TENDANCE. Si les Français n’ont jamais été aussi connectés qu’aujourd’hui, ils sont aussi de plus en plus nombreux à rechercher des espaces de déconnexion. Véritable tendance ou simple effet de mode ?

Appels, SMS, mails, notifications, tweets… alors que le tourbillon de l’hyperconnexion touche une grande majorité de Français – 77 % possèdent un smartphone et le consultent en moyenne 26,6 fois par jours  –, la question du retour à la vie réelle est aujourd’hui au cœur d’un débat de société. Car si certains gèrent sans difficulté une connexion à outrance, celle-ci peut s’avérer toxique pour d’autres, allant même jusqu’à provoquer burn-out et dépression. « En moins de vingt-cinq ans, nous sommes passés d’un plaisir récent de connexion à un désir latent de déconnexion », confirme le sociologue spécialiste des technologies de communication Francis Jauréguiberry. Preuve de l’ampleur de la tendance : le législateur s’est lui-même emparé de la question en instituant un droit à la déconnexion. Depuis le 1er janvier dernier, les entreprises de plus de cinquante salariés ont ainsi l’obligation de mettre en place « des instruments de régulation de l’outil numérique ».

Connexion maîtrisée

Car si les nouvelles technologies sont d’extraordinaires portes ouvertes sur le monde, celles-ci peuvent aussi venir troubler l’équilibre entre vie privée et vie professionnelle.

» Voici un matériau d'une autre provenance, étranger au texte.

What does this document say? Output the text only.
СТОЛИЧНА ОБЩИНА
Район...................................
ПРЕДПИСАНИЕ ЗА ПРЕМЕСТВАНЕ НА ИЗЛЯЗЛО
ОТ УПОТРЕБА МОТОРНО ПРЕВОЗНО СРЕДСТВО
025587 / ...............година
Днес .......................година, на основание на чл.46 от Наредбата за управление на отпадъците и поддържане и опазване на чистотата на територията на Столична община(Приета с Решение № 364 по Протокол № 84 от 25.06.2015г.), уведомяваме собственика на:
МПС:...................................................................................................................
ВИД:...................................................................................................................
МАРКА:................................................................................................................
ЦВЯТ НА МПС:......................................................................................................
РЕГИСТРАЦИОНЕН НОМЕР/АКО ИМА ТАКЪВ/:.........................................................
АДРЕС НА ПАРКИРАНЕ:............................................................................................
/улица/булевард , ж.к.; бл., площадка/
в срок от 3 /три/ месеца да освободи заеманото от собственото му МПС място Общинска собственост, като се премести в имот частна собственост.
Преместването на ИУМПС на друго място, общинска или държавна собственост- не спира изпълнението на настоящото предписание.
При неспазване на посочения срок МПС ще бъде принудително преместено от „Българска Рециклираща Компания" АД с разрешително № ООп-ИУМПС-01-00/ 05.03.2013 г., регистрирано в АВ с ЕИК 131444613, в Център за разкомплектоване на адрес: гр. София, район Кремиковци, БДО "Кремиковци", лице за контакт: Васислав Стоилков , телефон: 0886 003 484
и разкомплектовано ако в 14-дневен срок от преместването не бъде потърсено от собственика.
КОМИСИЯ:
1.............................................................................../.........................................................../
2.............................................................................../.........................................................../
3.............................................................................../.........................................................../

Et pour cause : connectés via leur smartphone, certains salariés sont aujourd’hui joignables nuit et jour. 77 % des cadres ouvrent leurs mails en dehors de leur lieu de travail. Une situation jugée anxiogène par 82 % d’entre eux. Pour Cindy Felio, psychologue du travail et docteure en sciences de l’information et de la communication, le problème ne vient pas d’un excès de connexion. « Lorsqu’on est contraint de travailler en dehors des horaires de bureau, c’est généralement qu’il existe une mauvaise gestion du temps de travail, analyse-t-elle. La surconnexion est souvent révélatrice d’un problème de fond. » Se déconnecter ne serait donc qu’une solution superficielle. « C’est un peu l’arbre qui cache la forêt », résume la spécialiste. Difficile néanmoins de nier l’implication des nouvelles technologies dans le sentiment de surcharge professionnelle. « Même si elle n’est pas la cause de son mal-être, la surconnexion peut effectivement accélérer la sensation de mal-être d’un salarié », confirme Cindy Felio. Pas question pour autant de dramatiser. « Dans la plupart des cas, chacun oriente ses usages en fonction de ses besoins. » Une « connexion maitrisée » qui, selon Francis Jauréguiberry, suppose « d’instaurer des coupures, des sas temporels, des mises à distance ».

Retrouver son intériorité

Un laps de temps permettant de renouer avec une forme de tranquillité mais aussi de faire le plein de ressources personnelles et de dépaysement. La déconnexion serait même vécue par certains comme une « pratique de son intériorité ». « L’attente, l’isolement et le silence, longtemps combattus, car synonymes de pauvreté, d’enfermement ou de solitude, réapparaissent dans ce cadre non plus comme quelque chose de subi, mais des états choisis », analyse le sociologue. La quête d’un retour à soi n’est pourtant pas une tendance moderne. De tout temps, l’individu a recherché l’isolement pour réfléchir, écrire, méditer… La déconnexion ne serait-elle alors qu’un levier marketing ? Sûrement. En témoigne la multiplication d’offres pour des activités ou des voyages estampillées « digital detox ». « Je crois que l’effet de mode retombera lorsque chacun se sera rendu compte qu’il n’y a finalement pas grande différence avec un voyage normal », estime Cindy Felio. Que les drogués de la connexion se rassurent, les technologies de la communication ont encore de beaux jours devant elles.